Right now, you see almost half of the vote is now in. Donald Trump is the winner. He's got an amazing 34 percent, almost 20,000 votes ahead of John Kasich.

John Kasich right now is at 16 percent. There's a battle under way for third place between Ted Cruz, he's at 12 percent. Jeb Bush, he's at 11 percent, Marco Rubio, he's at 11 percent. Chris Christie further down with 8 percent. Carly Fiorina and Ben Carson, they are way down.

[21:55:06] But, John Kasich needed the second place finished in Ohio. And he has now received a second place finished.

Take a look at this, we're waiting for Donald Trump, he's the big winner in New Hampshire tonight on the Republican side.

He is walking in now to a huge rally in New Hampshire. He's joined up by his wife, other members of his family. We're going to hear now from Donald Trump in his victory speech. Let's listen in.

DONALD TRUMP, (R) PRESIDENTIAL CANDIDATE: Oh, wow! Wow, wow, wow! So beautiful, so beautiful.

We are going to make America great again. So, I want to thank everybody. But, I really have to begin by paying homage to my parents, Mary and Fred. They're up there, they're looking down, they're saying this is something very special. They love this country and they're very, very happy right now. So, thank you to my parents.

I want to thank my sister, Judge Barry Marion, really great sister, another great sister, Elizabeth.

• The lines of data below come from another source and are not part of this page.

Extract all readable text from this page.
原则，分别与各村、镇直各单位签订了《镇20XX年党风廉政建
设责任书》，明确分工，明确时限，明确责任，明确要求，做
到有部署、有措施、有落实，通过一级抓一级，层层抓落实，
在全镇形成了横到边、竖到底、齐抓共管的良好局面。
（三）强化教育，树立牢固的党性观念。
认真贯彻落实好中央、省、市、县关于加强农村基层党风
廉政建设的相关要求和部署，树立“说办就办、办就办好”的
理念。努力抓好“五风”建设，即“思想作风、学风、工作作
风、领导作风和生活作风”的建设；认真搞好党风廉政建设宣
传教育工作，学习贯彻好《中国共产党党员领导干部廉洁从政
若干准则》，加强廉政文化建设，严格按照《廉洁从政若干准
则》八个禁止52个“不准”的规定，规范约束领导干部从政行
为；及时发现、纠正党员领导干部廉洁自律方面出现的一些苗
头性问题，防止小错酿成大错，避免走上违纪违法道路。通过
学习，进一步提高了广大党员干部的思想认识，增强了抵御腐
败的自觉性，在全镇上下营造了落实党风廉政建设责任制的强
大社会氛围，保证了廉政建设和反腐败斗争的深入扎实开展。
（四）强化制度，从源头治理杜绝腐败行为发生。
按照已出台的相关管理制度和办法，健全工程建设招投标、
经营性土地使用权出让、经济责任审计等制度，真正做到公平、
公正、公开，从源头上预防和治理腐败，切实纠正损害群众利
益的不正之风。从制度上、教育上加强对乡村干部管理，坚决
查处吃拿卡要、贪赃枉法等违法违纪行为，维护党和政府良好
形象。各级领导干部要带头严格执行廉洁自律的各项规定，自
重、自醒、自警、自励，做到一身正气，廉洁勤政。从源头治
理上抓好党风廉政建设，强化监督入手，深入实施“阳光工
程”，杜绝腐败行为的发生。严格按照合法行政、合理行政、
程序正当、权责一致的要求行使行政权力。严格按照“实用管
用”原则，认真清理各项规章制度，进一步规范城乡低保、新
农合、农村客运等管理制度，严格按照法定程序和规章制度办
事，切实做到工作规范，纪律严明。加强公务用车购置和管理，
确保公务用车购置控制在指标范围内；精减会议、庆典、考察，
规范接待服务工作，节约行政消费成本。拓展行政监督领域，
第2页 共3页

My fantastic brother Robert, who's watching right now with Ann Marie, and I want to thank my brother, my late brother, Fred, what a fantastic guy. I learned so much from Fred, taught me more than just about anybody. Or just probably about even with my father, a fantastic guy.

So, I want to thank Fred. He's up there and he's looking down also.

And we can go right down the line, but we have to start with Melania, what she puts up with all.

She said right from the beginning, you know if you run, you know, you're going to win, and she said that from day one. So, Melania, thank you, honey. Thank you.

And Don and Vanessa, thank you so much. And Ivanka, she was out team made seven stops today at the polling areas.

So, very, very special. And Jared, Jared is a very, very successful real estate entrepreneur in Manhattan, but he likes this better than real estate I think.

So, Jared, thank you, and Laura and Eric. And they were all out today and it was amazing.

And Corey, where is Corey? Does Corey have a ground game or what? Boy, do we have a ground game. Where is Corey? Corey? Corey Lewandowski.

You know, we learned a lot about ground games in one week, I have to tell you that and the entire staff in Hope Hicks. This is Hope, this is Hope, this is Hope.

Nobody takes more phone calls I think in a day than Hope. So, thank you, Hope, and Corey. And the entire group, the entire staff. Incredible job. Get over here. Come here. What a guy. That's the man.

So, again, we have to thank the candidates because they really ran -- we have some very talented people. And to be victorious against some of these people, even if it's for one week, but believe me, it's going to be for many of weeks, OK?

But, they really are, they're terrific. I got a number of them called. And I just wanted to thank them, but I wanted to congratulate the other candidates, OK?

Now that I got that over with, you know, it's always tough and then tomorrow boom, boom. But that's the way it is.

And really, we have some real talent, we have some real talent in the Republican Party and the RNC and Reince, we want to thank everybody. Thank you very much.

We -- yeah, right, right. Well, I'll tell you what, I'll tell you what, what do we really want to thank, right?

[22:00:00] We want to thank the people of New Hampshire, right? Do we love the people of New Hampshire? You know, I said it and I said it even a year. I said, I think I'm going to do really well there, because I'm here a lot and its so beautiful.